At Jupiter, and then Saturn, the mission achieved far more than its original objectives. Then came the big news: By carefully tweaking Voyager 2’s flight path, flybys of Uranus and Neptune were possible.
The two-planet addition became the Grand Tour. The projected lifetimes stretched to 12 years for the Neptune encounter August 24, 1989. And that date would, in turn, become early history. As of 2018, both Voyagers have finished their fourth decade of operation — and they show no signs of stopping.
One surprise after another
The Voyager spacecraft made enough discoveries to fill this magazine — and we did just that for our October 2017 issue — but most scientists would view the following as the top 10.
1) Volcanoes on Jupiter’s moon Io. This was the biggie. While processing a Voyager 1 image, navigation engineer Linda Morabito discovered a feature along Io’s edge. What she initially thought was a moon turned out to be a plume from an active volcano. Planetary geologists subsequently learned Io’s interior is in turmoil: Jupiter’s gravity stretches it differently depending on how far the moon is from the planet. Such an interaction creates intense heating due to friction. The result is that Io has 100 times as much volcanic activity as Earth.
2) Jupiter’s turbulent atmosphere. After watching the giant planet’s cloud bands and Great Red Spot from afar for three centuries, scientists got their first up-close look with Voyager 1. They saw dozens of interacting hurricanes, some as large as planets. And the Red Spot itself displays layers of complex activity. It lies 5 miles (8 kilometers) above the surrounding clouds, and time-lapse movies confirmed its counterclockwise rotation.
4) The Io torus. Voyager 1 found a thick ring of ionized sulfur and oxygen shed by Io that inflates Jupiter’s giant magnetic field. The material originates within the moon’s volcanoes, some of which are so powerful that they erupt it directly into space.
5) Saturn’s ring structure. Before 1980, astronomers recognized fewer than six rings around Saturn. But Voyagers’ cameras showed that each ring had numerous subdivisions. In addition, Voyager 1 discovered that the enigmatic F ring has two small “shepherding” satellites, Pandora and Prometheus, whose gravity keeps the ring in place.

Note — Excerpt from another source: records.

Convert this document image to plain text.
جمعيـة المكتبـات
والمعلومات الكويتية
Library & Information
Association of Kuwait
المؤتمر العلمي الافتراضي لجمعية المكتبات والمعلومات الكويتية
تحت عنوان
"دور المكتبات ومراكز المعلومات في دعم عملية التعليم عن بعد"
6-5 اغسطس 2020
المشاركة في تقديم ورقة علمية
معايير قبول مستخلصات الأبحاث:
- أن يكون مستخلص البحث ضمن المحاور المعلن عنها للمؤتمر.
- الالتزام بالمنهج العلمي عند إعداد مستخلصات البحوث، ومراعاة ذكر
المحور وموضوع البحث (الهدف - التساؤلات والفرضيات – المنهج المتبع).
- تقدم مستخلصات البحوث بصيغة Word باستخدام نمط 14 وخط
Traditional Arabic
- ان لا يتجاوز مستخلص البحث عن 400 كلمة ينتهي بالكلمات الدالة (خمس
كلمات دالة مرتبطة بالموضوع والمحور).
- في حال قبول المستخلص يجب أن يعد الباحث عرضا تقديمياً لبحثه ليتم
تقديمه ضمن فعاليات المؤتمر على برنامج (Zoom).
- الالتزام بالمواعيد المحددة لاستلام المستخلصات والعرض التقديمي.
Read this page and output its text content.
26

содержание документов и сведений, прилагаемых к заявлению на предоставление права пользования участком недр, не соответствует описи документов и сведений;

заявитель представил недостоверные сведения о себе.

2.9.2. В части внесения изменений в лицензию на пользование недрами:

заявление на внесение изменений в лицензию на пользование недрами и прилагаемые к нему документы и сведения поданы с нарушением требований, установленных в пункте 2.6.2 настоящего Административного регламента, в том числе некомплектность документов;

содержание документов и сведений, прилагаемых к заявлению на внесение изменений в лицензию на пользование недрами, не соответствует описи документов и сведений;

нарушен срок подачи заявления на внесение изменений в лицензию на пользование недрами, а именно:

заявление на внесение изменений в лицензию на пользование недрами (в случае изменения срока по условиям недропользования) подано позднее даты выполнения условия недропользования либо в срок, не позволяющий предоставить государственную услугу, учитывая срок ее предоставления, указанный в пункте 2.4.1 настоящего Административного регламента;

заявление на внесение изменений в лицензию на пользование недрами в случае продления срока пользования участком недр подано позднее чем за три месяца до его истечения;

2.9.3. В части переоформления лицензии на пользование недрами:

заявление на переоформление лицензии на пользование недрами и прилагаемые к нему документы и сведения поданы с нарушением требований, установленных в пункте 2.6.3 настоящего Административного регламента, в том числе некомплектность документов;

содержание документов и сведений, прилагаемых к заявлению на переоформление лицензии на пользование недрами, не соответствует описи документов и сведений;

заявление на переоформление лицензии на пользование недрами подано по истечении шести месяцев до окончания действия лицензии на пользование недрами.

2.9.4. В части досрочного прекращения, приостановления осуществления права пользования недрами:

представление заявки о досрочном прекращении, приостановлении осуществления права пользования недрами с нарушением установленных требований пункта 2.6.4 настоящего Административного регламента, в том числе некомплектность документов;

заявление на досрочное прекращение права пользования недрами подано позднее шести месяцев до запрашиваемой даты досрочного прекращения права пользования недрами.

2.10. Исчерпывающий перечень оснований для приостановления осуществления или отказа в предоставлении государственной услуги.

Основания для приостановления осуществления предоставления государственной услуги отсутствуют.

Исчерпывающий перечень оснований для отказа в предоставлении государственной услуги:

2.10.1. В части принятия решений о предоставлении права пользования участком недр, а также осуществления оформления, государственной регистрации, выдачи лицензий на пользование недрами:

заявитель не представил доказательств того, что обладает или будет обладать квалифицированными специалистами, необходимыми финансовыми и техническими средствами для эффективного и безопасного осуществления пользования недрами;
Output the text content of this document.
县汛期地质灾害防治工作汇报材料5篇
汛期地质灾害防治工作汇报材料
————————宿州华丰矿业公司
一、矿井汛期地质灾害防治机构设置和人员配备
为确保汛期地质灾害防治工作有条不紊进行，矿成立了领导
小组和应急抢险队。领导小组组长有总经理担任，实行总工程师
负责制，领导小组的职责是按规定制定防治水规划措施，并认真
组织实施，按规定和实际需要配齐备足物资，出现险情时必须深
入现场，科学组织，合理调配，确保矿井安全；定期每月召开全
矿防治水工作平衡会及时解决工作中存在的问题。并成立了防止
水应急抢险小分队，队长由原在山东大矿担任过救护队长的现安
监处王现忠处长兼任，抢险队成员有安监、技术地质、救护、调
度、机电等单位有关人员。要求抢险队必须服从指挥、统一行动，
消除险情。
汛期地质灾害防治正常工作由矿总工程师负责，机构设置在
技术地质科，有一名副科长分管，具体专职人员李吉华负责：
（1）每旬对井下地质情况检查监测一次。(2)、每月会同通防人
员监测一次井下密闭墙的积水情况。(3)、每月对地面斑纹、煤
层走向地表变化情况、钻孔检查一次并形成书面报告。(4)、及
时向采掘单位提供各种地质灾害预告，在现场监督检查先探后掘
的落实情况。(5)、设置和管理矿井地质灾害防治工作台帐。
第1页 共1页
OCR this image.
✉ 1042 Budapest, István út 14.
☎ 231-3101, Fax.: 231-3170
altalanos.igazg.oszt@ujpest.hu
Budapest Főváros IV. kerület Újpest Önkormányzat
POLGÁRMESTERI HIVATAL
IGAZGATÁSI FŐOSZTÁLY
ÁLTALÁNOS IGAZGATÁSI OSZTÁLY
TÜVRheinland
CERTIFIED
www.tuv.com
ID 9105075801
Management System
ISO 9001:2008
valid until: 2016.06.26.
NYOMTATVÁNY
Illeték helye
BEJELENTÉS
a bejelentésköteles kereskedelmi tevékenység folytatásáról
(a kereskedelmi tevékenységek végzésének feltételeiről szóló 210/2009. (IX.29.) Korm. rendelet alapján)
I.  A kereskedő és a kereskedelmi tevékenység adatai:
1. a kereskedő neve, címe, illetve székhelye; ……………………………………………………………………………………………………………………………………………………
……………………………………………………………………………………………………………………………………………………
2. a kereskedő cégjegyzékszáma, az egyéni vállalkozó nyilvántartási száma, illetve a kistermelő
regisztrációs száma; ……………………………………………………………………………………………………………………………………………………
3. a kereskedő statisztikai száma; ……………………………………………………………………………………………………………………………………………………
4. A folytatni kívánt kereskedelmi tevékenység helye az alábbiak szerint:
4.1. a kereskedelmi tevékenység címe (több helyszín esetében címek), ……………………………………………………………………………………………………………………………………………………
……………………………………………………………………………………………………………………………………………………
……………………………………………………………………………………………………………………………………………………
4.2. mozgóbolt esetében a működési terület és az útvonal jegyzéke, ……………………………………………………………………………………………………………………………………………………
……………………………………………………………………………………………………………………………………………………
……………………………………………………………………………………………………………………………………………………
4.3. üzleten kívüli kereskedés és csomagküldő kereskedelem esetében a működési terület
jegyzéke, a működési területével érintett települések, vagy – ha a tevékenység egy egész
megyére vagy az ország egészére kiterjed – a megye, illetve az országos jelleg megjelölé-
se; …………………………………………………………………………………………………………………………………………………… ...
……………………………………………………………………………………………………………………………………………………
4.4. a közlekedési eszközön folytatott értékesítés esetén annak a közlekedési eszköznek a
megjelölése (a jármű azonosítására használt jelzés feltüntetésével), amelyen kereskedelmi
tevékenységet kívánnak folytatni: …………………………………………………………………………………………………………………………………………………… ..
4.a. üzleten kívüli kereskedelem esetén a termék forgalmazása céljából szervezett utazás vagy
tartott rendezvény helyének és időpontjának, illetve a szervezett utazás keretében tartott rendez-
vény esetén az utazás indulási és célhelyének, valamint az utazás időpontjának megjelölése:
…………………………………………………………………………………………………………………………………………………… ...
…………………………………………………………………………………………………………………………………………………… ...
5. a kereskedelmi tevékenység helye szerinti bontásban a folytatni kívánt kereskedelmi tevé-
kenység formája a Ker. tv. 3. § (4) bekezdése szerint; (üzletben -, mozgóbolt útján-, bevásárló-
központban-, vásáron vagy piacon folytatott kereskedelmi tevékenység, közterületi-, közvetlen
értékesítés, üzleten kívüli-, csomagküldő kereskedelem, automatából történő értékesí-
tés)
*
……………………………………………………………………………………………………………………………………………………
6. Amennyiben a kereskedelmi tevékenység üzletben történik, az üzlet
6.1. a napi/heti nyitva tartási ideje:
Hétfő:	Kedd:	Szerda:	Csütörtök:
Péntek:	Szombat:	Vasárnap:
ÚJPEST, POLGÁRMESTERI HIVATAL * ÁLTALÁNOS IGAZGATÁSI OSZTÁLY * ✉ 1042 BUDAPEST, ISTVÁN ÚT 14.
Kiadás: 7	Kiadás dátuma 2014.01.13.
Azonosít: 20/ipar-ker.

6) Titan’s atmosphere. Voyager 1 showed that Titan has a nitrogen atmosphere with a surface pressure 45 percent greater than on Earth. Voyager data hinted at the possibility (later confirmed) that this satellite experiences clouds of methane and other hydrocarbons, and that rain falling from those clouds creates lakes of liquid methane on the surface.
7) The Great Dark Spot. As Voyager 2 approached Neptune, scientists identified a gigantic dark feature. It was dubbed the Great Dark Spot, and researchers were at a loss to explain how such a storm could form given the small amount of energy Neptune receives from the Sun. Further study showed the Great Dark Spot, and similar features observed since Voyager 2 passed by, are cyclones that exist as holes in the planet’s upper atmosphere.
8) Neptune’s supersonic winds. The discovery of the fastest winds in the solar system in the atmosphere of the most distant planet was a stunner. Voyager 2 measured wind speeds of 1,100 mph (1,600 km/h) above Neptune. Because the planet radiates 2.6 times as much energy as it receives from the Sun, researchers think the decay of radioactive elements deep within Neptune powers the currents.
10) The edge of the solar system. The Voyager spacecraft didn’t stop working after their planetary encounters. In 2014, Voyager 1 passed an important boundary within our solar system called the heliopause. This is where the strength of the solar wind isn’t powerful enough to overcome the stellar winds of nearby stars. Voyager 1 crossed another border, the termination shock, where the solar wind abruptly slows to subsonic speed, back in 2004. Voyager 2 followed in 2007. As each spacecraft crossed the heliopause, their Voyager Interstellar Mission commenced.
A new horizon
As of February 8, 2018, Voyagers 1 and 2 are 13.16 billion miles (21.18 billion km) and 10.91 billion miles (17.56 billion km) from Earth, respectively. And the craft are still making news. In 2011, Voyager 1 crossed into a zone astronomers call the stagnation region. There, at the boundary of interstellar space, the solar wind is less intense, but the magnetic field measures twice as strong.
Voyager 1 is leaving the solar system at about 320 million miles (520 million km) per year. Meanwhile, Voyager 2 is exiting at about 290 million miles (470 million km) per year.
Both spacecraft continue to study ultraviolet sources among the stars and the boundary between the Sun’s influence and interstellar space. Communications will be maintained until the Voyagers’ power sources no longer can run critical subsystems.
The grand tour of the solar system (and beyond) continues. The primary explorers are two workmanlike spacecraft that achieved the goals scientists set before them, far surpassed their planned life spans, and adapted to new expectations by evolving technologically. Indeed, more than 40 years after their launches, Voyager 1 and Voyager 2 continue to go where no one has gone before.